A l'époque on ne trouvait les infos que dans des petits médias locaux. Avec les réseaux sociaux, on s'est dit qu'on allait rendre ces femmes visibles, que le public puisse savoir ce qu'il se passe en temps réel. En mars 2018, on a été contactée par Caroline de Haas, qui nous a proposé de nous relayer via (le collectif féministe) #Noustoutes. En quelques semaines, on a doublé le nombre de nos abonnés, de 10.000 à 20.000, et les médias ont commencé à s'intéresser à nous.

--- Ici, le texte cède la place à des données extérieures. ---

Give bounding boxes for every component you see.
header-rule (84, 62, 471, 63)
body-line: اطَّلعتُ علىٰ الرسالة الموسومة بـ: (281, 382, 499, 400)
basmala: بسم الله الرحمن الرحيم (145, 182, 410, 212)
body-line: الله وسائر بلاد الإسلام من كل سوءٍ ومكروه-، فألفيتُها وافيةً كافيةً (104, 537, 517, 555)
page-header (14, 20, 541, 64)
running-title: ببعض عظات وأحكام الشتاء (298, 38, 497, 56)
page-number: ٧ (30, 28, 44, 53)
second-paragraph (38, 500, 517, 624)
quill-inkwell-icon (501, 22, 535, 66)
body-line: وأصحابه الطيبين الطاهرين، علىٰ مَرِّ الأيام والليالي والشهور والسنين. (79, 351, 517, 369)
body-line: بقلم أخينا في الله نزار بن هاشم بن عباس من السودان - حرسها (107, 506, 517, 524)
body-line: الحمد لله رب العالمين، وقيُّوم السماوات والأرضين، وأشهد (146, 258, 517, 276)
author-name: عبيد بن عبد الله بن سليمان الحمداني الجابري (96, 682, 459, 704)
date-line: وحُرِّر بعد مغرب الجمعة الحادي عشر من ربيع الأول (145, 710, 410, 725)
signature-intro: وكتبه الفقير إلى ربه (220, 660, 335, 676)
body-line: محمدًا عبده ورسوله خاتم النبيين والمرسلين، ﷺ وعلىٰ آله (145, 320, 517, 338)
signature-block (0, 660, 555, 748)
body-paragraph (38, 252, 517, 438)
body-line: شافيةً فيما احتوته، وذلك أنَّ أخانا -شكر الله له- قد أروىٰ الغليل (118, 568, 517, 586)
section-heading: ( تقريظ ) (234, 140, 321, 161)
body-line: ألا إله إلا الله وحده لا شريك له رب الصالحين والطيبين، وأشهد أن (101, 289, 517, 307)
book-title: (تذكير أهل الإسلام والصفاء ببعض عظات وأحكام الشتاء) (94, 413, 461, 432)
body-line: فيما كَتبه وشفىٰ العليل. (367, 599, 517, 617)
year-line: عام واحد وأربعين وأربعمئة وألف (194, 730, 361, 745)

Q : Comment travaillez-vous et quel est selon vous votre rôle ?

R : On ne recense que ce qu'il y a dans les médias. On a d'abord fait une revue de presse tous les matins, mais maintenant ce sont nos abonnés qui nous alertent. Au final, notre chiffre est peu ou prou celui du gouvernement, à quelques cas près.

On se considère comme des lanceuses d'alerte. Mais on souhaite rester anonymes pour qu'on ne nous harcèle pas pour nous pousser à arrêter, comme c'est arrivé à des militantes féministes qui dérangeaient. On a d'ailleurs reçu quelques menaces de familles des auteurs (de féminicides).

Des familles de victimes se sont rencontrées sur notre page et ont fini par créer une association (en octobre, l'Union nationale des familles de Féminicide, UNFF). Au départ elles ne savaient pas à qui s'adresser, maintenant elles s'échangent des conseils et sont aidées par une avocate spécialisée et même des policiers.

Q : On n'a jamais autant parlé des féminicides qu'aujourd'hui. Avez-vous l'impression que les choses progressent ?

R : Ca y est, le public est sensibilisé. Les gens ont pris conscience qu'un meurtre arrive tous les quelques jours. Ils se disent: "ça peut arriver en bas de chez moi, voire dans ma famille".

Mais il faut aussi dire pourquoi des hommes tuent: parce qu'ils ont reçu une éducation machiste, misogyne, et de haine des femmes que la société renvoie systématiquement à un statut d'objet - sexuel, domestique, publicitaire... Donc ils pensent que c'est normal de s'approprier les femmes, d'autant que la justice ne les condamne pas suffisamment.

Tant qu'on ne prendra pas des mesures vraiment dissuasives contre la violence masculine, en suivant les hommes signalés, en soignant les hommes violents, on aura encore et encore des féminicides. Si ces hommes n'étaient pas violents, on n'aurait pas besoin de protéger les femmes.

Tout ça va prendre beaucoup de temps, mais il y a en ce moment une petite accélération en faveur des droits des femmes, comme avec l'affaire d’Adèle Haenel par exemple. Les femmes se mettent à dénoncer des choses. Il y a un flot qui nous entraîne toutes, et on est assez optimistes. On est en train de lancer quelque chose qui ne va plus s'arrêter.